Premio Racconti per Corti 2010 “Aquiloni” di Alessandra Ponticelli Conti
Categoria: Premio Racconti per Corti 2010Erano le otto. Andreina aprì la finestra. La giornata era fredda. Un pallido sole stava facendo capolino tra i palazzotti di via dei Malcontenti. Indossò una giacca di lana, si tirò dietro la porta e, con la sua andatura traballante, percorse il buio corridoio che dalla camera conduceva alla sala da pranzo. Si sedette al solito tavolo, e, come ogni mattina, aspettò che qualcuno le portasse il suo caffellatte. Oggi facevano tre anni che si trovava lì. Una lacrima le rigò il volto. Di fronte, sul muro, le parve di rivedere l’immagine di suo nipote che, con dolcezza, le diceva:”Vedrai, zia, qui ti troverai bene. Lo so che la propria casa è la propria casa, ma questa è un’ottima struttura; non è il solito ospizio; e poi, lo sai…non c’erano altre soluzioni. Non potevi più stare da sola!”. L’anziana donna ingollò a fatica qualche fetta biscottata, finì di bere, e si alzò. Dall’altro capo della stanza, una vecchietta magra magra, sorridendo, la chiamò:”Che c’è, ti senti giù? Dai, non abbatterti! Oggi è giorno di tombola! Ci divertiremo! E anche di lasagne!”. “Lo so, lo so”, rispose irritata l’Andreina, mentre si affrettava a uscire dalla stanza. Arrancando, attraversò il cortile interno che portava alla cappella.
L’aria frizzante del mattino la fece sentire viva. Si voltò: qualcuno aveva aperto il grande portone che dava su via Thouar. Guardò la strada. Udì, in lontananza, schiamazzi vivaci di bambini. Un fugace sorriso illuminò il suo viso stanco. Si rivide piccola. Una bella scolaretta dai lunghi capelli biondi, che, involtata in un lungo grembiulino nero dalla candida goletta bianca, con un magnifico fiocco rosso, recitava, compunta, a memoria, L’aquilone di Pascoli:
C’è qualcosa di nuovo oggi nel sole, /anzi d’antico…/Si respira una dolce aria che scioglie/Le dure zolle…/Un’aria d’altro luogo e d’altro mese/E d’altra vita: un’aria celestina/Che regga molte bianche ali sospese…/Sì, gli aquiloni!
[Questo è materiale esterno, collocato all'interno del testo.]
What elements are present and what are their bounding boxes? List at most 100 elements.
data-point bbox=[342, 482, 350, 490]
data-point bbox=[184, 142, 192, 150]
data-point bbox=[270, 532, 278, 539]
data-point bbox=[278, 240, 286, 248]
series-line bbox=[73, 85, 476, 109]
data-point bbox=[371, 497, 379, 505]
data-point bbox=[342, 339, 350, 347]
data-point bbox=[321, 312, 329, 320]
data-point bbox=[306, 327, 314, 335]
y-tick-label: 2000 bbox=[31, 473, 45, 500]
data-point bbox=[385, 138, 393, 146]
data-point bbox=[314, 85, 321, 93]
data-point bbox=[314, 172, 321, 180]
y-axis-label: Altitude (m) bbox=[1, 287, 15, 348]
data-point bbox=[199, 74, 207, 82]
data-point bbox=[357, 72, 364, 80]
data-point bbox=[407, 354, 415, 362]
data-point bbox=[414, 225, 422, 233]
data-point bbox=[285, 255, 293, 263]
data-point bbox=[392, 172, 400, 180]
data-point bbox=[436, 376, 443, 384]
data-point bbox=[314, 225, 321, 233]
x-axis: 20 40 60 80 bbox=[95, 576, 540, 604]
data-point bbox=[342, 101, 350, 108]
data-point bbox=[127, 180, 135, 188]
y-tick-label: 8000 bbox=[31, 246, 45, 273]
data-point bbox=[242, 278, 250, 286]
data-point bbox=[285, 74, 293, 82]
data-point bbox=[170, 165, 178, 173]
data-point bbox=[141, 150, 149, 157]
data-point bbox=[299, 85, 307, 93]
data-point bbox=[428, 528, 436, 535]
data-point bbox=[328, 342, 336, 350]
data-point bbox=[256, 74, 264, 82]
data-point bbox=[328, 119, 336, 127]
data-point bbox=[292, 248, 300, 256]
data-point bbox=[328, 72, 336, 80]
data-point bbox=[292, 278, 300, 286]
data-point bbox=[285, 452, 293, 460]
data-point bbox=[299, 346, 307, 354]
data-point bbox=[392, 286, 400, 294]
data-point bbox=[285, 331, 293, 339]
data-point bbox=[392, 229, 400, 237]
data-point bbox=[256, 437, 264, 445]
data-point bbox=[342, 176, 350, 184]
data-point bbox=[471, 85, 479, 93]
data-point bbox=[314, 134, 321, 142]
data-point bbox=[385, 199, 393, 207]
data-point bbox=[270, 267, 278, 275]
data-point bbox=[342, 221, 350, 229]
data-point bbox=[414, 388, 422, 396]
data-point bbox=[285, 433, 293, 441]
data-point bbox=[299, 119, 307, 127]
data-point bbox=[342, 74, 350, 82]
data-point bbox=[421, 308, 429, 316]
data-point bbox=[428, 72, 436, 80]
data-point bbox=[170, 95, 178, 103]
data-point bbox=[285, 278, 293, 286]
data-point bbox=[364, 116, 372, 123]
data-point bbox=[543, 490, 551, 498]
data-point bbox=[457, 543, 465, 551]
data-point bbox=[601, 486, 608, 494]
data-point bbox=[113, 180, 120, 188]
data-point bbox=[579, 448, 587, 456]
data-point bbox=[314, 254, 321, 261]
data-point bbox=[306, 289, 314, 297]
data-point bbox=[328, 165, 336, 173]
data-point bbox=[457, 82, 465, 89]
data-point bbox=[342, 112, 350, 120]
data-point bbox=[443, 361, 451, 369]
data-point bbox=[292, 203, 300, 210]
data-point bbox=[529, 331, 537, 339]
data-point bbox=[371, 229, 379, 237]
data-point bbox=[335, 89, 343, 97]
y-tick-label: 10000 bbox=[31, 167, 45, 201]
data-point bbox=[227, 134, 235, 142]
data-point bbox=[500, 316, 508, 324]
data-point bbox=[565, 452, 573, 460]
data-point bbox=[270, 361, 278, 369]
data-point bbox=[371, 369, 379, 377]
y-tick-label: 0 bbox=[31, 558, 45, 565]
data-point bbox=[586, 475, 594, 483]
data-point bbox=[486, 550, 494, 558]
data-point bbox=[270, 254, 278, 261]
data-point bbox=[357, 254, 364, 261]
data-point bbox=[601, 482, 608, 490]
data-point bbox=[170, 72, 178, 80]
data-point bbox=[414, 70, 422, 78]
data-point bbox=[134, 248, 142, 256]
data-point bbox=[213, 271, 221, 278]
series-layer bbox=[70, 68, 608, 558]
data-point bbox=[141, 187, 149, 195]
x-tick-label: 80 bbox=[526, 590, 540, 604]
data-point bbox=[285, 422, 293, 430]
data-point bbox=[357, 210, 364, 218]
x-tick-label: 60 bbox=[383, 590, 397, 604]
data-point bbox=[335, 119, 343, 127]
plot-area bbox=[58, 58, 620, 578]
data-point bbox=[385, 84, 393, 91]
Non sapeva chi avesse spalancato il portone. Non era mai capitato prima, ma comunque non era importante. Mai, come quel giorno, aveva avvertito un desiderio tanto intenso di libertà. Nemmeno quando il suo babbo, punendola per qualche marachella, le impediva di uscire a giocare con gli amici giù, tra le panchine di piazza Santo Spirito.
Aveva dimenticato il bastone. Non faceva niente. Lentamente s’avviò verso l’uscita; risalì quasi l’intera strada, svoltò a sinistra e raggiunse l’Arno. Il sole rischiarava di una luce cristallina le torbide acque del fiume. Si affacciò alla spalletta: la forte corrente trasportava rapida, con sé, qualunque cosa incontrasse. Girò gli occhi. Più su, il suo Ponte Vecchio resisteva ancora, come lei, agli acciacchi degli anni. A quegli impetuosi, rapinosi flutti che, imperterriti, tentavano, ad ogni istante, di travolgerlo.
Era tanto che non andava di là d’Arno. Forse non ci sarebbe più ritornata. Seguì con lo sguardo un canottiere che, con forza, affondava i suoi remi in quella imponente massa tempestosa e ripensò a tutta la sua vita. Rimase lì per ore a rimirare, attenta, lo scorrere veloce della fiumana.
Ormai era quasi mezzogiorno. Su una panchina, poco più in là, uno sconosciuto, assorto nei suoi pensieri, osservava il cielo. Andreina sentì improvvisamente un’enorme stanchezza. Lo raggiunse. Gli si sedette accanto. I due si guardarono, mentre lui, porgendole il braccio, disse:” Ti aspettavo; andiamo o faremo tardi”.
Andreina chiuse per un attimo gli occhi; li riaprì. Finalmente era nella sua bella piazza Santo Spirito, là, in mezzo agli alberi e a tanti bambini che, felici, lanciavano in alto i loro grandi aquiloni.